Course Overview and Content

This is a graduate course on the systems principles of database management systems (DBMSs), especially, relational DBMSs (RDBMSs). RDBMSs are the cornerstone of large-scale data management in numerous application domains that define our modern world, including finance, insurance, retail, logistics, telecommunications, healthcare, governance, and education. Furthermore, concepts developed in the context of RDBMSs are indispensable for the underpinnings of the so-called Big Data and NoSQL systems that were developed for new applications such as Web search, e-commerce, social media, and ML analytics. This course will cover key principles and systems design issues in RDBMSs, including storage management, query processing and optimization, transaction management, concurrency control, recovery, parallel DBMSs, and dataflow systems. More recent topics such as column stores, data integration, and data cleaning will likely be covered too. This course will overlap with CSE 190A from Spring 2018, but this course does not cover some implementation details of RDBMSs in favor of other topics and this course has no programming projects.

Course Format

  • The class meets 3 times a week for 50-minute lectures. All lectures are mandatory. While lecture slides will be made available on this webpage, additional content might be discussed in class.

  • This course will have two in-class midterm exams and one cumulative final exam. If you miss an exam, you will get no credit for it unless you duly notify the instructor with a certifiable medical or emergency reason; in such cases, your grade will be based on a proportional reweighting of the other exams.

  • There will be a few short in-class surprise quizzes to aid in revising the material. The quizzes will not be posted on the webpage nor will they be graded.

  • To encourage you to learn how to read and evaluate research papers, as well as to give you a flavor of state-of-the-art database systems research, there is an optional paper reading list aligned with the lecture schedule. We have 8 papers drawn from recent SIGMOD and VLDB, the top conferences where database/data management research is published. You have to read and submit your individual review for each paper on the corresponding Google Form before the specified deadline. The reviews will be evaluated for pertinence, thoroughness, and quality. Extra credit will be given proportional to the number of reviews submitted on time. There are no late days. Since the course is not graded on a curve, not doing this will not hurt you but doing so could improve your grade.

Pre-requisites

CSE 132A (DB Systems Principles); or an equivalent undergrad DB systems course; or substantial practical experience with RDBMSs, subject to the consent of the instructor. It will also be heplful if you have taken a course on Operating Systems, say, CSE 120 or its equivalent.

Textbook(s)

  • Recommended: Database Management Systems (3rd edition), by Raghu Ramakrishnan and Johannes Gehrke (aka the "cow book").

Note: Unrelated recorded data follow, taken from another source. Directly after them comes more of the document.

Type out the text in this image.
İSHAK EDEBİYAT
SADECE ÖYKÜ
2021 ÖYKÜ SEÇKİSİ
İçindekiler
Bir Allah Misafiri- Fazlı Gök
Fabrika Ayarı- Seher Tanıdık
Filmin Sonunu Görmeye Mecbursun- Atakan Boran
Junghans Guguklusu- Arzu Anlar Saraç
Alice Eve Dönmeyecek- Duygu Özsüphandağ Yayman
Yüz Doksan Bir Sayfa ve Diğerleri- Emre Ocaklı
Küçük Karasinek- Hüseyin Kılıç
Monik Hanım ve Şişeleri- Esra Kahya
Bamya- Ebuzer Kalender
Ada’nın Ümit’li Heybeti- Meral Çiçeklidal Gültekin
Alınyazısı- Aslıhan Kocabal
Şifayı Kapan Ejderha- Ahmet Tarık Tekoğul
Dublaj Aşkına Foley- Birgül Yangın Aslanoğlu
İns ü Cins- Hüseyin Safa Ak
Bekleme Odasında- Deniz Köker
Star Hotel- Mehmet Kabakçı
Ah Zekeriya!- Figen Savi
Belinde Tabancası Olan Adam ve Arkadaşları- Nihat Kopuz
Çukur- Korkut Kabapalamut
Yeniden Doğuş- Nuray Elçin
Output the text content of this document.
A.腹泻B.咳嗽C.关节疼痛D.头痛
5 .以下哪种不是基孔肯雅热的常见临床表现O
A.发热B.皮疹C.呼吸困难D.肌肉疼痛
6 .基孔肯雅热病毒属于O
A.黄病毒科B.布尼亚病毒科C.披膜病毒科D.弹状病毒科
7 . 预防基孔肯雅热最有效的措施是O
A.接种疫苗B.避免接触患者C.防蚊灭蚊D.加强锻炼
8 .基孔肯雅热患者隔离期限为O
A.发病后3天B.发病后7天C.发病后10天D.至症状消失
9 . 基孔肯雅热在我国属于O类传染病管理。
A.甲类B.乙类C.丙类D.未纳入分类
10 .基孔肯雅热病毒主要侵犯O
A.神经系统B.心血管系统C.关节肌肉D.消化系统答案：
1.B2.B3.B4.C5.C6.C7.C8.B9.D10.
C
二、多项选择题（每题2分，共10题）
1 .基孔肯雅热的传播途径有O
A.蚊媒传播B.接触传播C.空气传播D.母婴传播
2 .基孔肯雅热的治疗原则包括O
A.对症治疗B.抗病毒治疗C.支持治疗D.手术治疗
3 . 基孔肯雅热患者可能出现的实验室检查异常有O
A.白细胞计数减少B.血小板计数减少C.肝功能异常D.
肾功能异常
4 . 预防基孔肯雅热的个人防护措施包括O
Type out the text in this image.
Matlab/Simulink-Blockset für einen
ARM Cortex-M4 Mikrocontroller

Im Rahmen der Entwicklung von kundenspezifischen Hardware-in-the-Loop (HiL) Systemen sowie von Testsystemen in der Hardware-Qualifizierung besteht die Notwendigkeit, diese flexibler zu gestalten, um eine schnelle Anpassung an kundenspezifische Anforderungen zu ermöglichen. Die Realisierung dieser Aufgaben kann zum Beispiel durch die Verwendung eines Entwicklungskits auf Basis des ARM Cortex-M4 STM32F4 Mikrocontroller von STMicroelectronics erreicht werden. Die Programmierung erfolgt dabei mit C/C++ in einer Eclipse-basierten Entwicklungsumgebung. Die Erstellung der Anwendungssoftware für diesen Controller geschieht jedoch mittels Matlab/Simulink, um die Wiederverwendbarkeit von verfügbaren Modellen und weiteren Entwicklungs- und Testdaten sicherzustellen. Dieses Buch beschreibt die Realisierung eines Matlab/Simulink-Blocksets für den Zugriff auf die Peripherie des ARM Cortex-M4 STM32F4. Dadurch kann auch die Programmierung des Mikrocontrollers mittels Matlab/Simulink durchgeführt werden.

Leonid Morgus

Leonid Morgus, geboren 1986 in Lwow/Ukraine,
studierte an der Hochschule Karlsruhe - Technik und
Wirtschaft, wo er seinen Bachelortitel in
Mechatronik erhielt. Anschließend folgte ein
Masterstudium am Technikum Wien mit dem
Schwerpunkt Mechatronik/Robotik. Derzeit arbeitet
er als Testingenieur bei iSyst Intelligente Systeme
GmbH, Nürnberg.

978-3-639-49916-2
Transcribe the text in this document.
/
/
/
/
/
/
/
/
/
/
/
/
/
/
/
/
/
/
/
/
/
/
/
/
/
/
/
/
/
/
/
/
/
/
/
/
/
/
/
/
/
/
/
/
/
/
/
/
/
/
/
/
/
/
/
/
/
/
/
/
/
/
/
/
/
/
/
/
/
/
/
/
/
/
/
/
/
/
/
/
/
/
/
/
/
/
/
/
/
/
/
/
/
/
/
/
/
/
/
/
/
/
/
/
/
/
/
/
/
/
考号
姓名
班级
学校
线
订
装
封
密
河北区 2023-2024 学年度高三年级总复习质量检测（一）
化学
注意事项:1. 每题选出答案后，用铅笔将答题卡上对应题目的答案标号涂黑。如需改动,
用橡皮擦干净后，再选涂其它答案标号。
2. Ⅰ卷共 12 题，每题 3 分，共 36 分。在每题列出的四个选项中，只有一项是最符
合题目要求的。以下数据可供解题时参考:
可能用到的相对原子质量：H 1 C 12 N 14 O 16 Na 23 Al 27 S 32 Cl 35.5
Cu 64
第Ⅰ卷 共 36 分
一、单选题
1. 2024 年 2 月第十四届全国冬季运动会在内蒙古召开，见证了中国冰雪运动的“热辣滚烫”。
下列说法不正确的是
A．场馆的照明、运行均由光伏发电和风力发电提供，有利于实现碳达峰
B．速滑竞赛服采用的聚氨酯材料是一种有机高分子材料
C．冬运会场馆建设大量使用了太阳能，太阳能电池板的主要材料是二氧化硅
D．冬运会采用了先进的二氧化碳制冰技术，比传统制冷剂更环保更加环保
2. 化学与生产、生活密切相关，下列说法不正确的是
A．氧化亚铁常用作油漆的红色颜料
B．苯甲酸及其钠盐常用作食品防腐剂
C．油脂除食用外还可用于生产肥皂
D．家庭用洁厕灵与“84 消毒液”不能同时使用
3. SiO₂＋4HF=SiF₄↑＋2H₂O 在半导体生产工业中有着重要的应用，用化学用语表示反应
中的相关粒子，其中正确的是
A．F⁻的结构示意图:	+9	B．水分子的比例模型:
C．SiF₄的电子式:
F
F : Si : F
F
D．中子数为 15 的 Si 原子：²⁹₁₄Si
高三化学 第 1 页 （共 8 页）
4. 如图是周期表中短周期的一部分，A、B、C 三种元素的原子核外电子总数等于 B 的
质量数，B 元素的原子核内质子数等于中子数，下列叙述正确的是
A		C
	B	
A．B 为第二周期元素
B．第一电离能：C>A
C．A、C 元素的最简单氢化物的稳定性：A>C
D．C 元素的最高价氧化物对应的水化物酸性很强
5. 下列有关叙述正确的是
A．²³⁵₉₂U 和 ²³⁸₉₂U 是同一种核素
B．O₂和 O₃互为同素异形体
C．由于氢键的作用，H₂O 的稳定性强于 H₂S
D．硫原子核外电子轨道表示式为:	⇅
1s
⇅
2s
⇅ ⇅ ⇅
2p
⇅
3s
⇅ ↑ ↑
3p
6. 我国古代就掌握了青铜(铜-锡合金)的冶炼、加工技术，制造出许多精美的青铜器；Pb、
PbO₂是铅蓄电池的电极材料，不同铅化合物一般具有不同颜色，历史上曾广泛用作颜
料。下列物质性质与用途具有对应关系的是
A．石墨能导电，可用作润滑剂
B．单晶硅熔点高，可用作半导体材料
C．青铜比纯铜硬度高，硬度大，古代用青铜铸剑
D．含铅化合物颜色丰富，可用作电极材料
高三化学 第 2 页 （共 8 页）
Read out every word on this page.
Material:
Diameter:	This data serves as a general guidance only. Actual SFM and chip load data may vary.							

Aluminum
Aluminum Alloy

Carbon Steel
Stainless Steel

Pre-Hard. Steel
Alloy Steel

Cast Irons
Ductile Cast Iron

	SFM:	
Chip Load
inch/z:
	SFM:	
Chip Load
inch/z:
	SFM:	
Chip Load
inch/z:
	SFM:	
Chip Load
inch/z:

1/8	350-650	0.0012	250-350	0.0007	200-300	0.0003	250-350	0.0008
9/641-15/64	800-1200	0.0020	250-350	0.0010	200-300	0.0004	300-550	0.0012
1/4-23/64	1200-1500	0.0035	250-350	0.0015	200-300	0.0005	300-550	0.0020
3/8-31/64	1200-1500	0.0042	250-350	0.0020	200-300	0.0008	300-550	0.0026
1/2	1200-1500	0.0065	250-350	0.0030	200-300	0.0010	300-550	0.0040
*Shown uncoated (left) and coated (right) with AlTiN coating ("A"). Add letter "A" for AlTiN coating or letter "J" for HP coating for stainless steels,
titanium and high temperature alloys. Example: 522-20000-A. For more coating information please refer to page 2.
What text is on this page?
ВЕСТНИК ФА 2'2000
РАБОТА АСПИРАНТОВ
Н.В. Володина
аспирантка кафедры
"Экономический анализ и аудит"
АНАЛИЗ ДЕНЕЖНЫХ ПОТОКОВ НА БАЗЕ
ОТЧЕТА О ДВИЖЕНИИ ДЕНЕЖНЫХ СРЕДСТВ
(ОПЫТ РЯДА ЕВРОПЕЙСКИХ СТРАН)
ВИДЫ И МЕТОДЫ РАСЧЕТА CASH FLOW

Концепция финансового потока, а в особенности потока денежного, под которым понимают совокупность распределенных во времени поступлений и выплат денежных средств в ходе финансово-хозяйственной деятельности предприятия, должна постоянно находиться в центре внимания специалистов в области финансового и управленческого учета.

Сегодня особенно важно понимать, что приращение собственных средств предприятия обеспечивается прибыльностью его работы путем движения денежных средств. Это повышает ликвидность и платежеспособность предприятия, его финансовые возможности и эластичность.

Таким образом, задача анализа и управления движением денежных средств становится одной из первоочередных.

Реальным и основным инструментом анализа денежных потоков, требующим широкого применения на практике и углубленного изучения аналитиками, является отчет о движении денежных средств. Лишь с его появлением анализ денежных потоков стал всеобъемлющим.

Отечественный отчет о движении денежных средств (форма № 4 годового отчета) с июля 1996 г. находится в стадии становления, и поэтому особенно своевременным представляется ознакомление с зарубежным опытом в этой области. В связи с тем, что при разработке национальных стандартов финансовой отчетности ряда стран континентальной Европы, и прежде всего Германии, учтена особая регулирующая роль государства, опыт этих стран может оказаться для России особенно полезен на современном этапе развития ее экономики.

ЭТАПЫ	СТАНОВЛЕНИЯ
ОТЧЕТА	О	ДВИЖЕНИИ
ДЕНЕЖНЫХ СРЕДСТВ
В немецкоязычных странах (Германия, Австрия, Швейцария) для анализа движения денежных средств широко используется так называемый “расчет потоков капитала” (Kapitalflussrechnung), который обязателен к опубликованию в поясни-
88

  • Additional (optional): Database Systems: The Complete Book (2nd edition), by Hector Garcia-Molina, Jennifer Widom, and Jeffrey Ullman.

  • Additional (optional): Big Data Integration, by Xin Luna Dong and Divesh Srivastava.

Grading

  • Midterm Exam 1: 20%

  • Midterm Exam 2: 20%

  • Cumulative Final Exam: 60%

  • (Extra Credit) Paper Reviews: 7%

Cutoffs

These cutoffs on the total score are a minimum guarantee on the grade. The thresholds might be decreased later by the instructor but not increased.

Cutoff (>= x) Grade
95 A+
90 A
85 A-
80 B+
75 B
70 B-
65 C+
60 C
55 C-
50 D
< 50 F

Exam Dates

  • Midterm Exam 1: Friday, 10/26, in classs

  • Midterm Exam 2: Wednesday, 11/21, in class

  • Cumulative Final Exam: Monday, 12/10, 11:30am to 2.29pm, in class

Classroom Rules

  • You are encouraged to ask questions and participate in in-class discussions. Please raise your hand before asking questions or speaking during the lectures.

  • Harassment or intimidation of any form against any student will not be tolerated in class.

  • If cheating is detected during an exam, the University authorities will be notified immediately for appropriate disciplinary action to be taken.

  • If plagiarism is detected in your paper reviews, you will get zero on the entire extra credit option.